バゼールの能力の難点の一つは角自体に感覚がないこと。例え貫いたとしてもその感覚がないため、こうして血や死体を見るなどの視覚や悲鳴を聞くと言った聴覚に頼る他ない。



 血のある場所までバゼールは歩く。難点の二つ目としてバゼールの角は伸びたら最後もう戻ってこない。伸びるが縮まない。そして感覚はないそのため貫いたかを確認するには自分の角を避けて攻撃地点まで向かわないと相手の絶命を確認できない。

 だが、血を見れば相手が少なくとも傷を負っていることは分かる。万が一、避けれらたとしてもその傷は少なからずのバゼールにとってのアドバンテージとなる。


「ここか。しかしずいぶんと広い場所だったんだな」


 ようやく血のある角の場所まで辿り着き辺りを見渡すと虎の棲む密林は鹿の棲んでいた柵の中と同じくらいの広さであった。自分らは走り回るから当然として、隠れ潜むだけの虎にこれだけ立派な棲み処を与えられていることに少しバゼールはイラついた。


「そりゃお前、俺のような人気者にみすぼらしいのは似合わんだろ」


 背後から声が聞こえ振り向くとそこには2mを超えるほどの大男。顔にいくつかの傷があり、それだけでバゼールに恐怖心を抱かせる。

 だが、見たところ最近できたような傷はなく、血を流していない。

 ならばあの血は誰の血だったのか。そうバゼールが疑問に思い始めたとき、


「あーあ。せっかくの俺の夕飯が。まあ新鮮な夕飯が代わりにやってきてくれたけどさ」


「こいつは……いったい……」


「ああ、それ? えーと、何だったかな……モモンガ? そんなような動物だった気がする。空から降ってきたけど叩き落としてみたらもう空飛べないみたいですぐに噛み殺しちまったがな」


 バゼールは後ずさる。突然湧き出た恐怖心が足を、身体を後ろに持っていこうとする。虎から離れようとする。

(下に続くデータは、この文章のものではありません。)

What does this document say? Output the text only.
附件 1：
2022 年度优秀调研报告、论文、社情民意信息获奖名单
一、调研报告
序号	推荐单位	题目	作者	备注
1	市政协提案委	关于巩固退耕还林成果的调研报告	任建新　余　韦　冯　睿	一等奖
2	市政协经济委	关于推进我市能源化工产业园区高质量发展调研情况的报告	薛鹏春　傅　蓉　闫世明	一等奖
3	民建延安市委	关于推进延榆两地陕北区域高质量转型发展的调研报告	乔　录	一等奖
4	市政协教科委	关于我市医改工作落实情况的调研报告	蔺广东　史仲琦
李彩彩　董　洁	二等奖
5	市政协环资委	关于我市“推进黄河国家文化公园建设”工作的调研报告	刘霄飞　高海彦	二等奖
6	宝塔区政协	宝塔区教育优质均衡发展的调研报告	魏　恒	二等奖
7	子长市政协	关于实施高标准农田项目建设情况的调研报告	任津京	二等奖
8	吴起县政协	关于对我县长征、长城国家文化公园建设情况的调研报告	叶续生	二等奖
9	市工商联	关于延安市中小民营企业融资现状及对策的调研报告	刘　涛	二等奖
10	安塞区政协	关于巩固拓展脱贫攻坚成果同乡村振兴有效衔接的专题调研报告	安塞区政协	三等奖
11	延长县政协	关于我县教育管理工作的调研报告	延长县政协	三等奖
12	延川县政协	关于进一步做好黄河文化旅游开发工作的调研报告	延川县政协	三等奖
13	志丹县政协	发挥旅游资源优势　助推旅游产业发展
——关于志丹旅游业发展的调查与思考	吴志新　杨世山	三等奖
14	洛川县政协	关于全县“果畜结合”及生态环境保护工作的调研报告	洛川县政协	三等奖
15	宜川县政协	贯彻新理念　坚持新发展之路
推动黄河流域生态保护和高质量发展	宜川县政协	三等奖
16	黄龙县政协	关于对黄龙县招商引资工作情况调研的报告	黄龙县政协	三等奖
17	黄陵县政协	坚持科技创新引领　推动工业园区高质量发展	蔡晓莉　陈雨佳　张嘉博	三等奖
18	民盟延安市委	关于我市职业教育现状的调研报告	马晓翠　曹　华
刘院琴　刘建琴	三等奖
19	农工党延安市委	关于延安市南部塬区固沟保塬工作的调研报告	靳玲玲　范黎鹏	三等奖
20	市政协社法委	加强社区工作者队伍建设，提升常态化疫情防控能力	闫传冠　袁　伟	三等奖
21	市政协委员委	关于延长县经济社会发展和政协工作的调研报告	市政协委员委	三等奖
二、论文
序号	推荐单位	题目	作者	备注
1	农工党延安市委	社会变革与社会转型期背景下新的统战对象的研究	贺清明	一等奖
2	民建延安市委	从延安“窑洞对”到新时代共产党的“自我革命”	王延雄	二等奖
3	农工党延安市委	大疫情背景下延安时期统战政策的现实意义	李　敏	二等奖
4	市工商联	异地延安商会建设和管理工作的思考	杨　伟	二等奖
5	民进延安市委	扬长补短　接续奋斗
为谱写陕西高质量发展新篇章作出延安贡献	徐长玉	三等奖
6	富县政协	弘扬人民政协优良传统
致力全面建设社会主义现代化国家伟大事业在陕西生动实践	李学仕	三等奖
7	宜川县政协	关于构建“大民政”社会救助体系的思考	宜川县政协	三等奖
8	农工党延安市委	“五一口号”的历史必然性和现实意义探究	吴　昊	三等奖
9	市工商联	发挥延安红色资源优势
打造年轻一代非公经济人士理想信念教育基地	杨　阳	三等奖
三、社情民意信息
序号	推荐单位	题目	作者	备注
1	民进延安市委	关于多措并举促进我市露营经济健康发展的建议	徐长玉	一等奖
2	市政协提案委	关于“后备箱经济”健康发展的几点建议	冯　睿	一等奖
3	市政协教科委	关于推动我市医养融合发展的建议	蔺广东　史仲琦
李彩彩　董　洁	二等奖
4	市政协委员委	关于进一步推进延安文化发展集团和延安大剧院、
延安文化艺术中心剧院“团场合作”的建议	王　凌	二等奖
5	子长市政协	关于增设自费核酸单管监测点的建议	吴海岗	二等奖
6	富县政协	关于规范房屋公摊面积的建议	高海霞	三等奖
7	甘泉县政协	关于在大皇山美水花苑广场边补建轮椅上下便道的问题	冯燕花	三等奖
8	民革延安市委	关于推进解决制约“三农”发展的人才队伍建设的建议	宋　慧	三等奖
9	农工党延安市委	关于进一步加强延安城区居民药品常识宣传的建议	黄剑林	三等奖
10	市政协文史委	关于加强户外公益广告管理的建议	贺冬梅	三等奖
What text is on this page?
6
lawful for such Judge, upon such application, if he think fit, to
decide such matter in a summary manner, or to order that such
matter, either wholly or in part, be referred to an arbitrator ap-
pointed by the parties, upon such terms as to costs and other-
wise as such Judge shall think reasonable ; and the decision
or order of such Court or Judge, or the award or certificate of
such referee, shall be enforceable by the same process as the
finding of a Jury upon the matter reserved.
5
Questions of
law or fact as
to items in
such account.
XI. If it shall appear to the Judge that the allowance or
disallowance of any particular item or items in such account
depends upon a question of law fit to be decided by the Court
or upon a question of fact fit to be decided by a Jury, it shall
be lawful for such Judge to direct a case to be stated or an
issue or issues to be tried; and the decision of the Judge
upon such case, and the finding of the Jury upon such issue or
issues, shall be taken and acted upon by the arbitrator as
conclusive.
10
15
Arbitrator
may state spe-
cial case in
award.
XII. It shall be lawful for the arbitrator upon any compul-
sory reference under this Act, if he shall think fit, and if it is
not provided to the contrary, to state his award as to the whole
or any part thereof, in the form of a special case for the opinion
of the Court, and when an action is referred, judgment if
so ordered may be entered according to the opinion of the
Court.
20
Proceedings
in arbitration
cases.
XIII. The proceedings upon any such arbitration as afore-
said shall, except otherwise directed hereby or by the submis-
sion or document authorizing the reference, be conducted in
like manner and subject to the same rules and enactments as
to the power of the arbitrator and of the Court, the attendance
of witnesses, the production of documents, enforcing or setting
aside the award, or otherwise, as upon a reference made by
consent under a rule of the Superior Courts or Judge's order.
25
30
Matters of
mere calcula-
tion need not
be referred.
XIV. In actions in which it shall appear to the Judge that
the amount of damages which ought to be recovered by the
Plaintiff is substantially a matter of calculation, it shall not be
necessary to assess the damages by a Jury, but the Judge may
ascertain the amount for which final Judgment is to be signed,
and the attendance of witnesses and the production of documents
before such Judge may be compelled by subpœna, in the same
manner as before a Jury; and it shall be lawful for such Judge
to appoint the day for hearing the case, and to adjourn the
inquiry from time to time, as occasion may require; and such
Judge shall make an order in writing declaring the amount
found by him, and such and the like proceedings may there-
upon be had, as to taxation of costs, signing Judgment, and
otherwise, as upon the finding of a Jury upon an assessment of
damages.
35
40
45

 虎のいともたやすく殺したという暴力性や凶暴性、戦闘力に恐れおののいているわけではない。そんなものバゼールにだって持ち合わせているし、戦闘力は未だ不明であってもこうして姿を現した今、バゼールの角は2本とも虎に向かって行く。


「食うだと……!? お、お前は殺した相手を食うのか!!」


 草食動物であるがゆえに肉食動物の気持ちは分からない。肉を食うという気持ちを。


「お前らが草っぱらしか食わないのは知ってるぜ。俺も体調悪いときに食べるしな。だけどやっぱ肉だぜ肉! 肉を食わなきゃ力がでねえ。お前、鹿だろ? 俺の大好物だ。さあ食わせろ、噛ませろ、血を飲ませろ!」


「……やってみろ!」


 バゼールは後ろに下がろうとする身体を必死に前へ出す。

 恐怖を隠すように己に言い聞かせる。


「考えるんじゃない。思考は捨てろ。恐怖を抱くな。敵を殺すことだけ考えて後は全て放棄だ」


 すると自然と身体が前へ出てくる。

 自分は草食動物。対する相手は肉食動物である。まるで怪物に挑むかのような気持ちになるが、ここを乗り越えられなければきっとグラスリッパーにも勝てないだろう。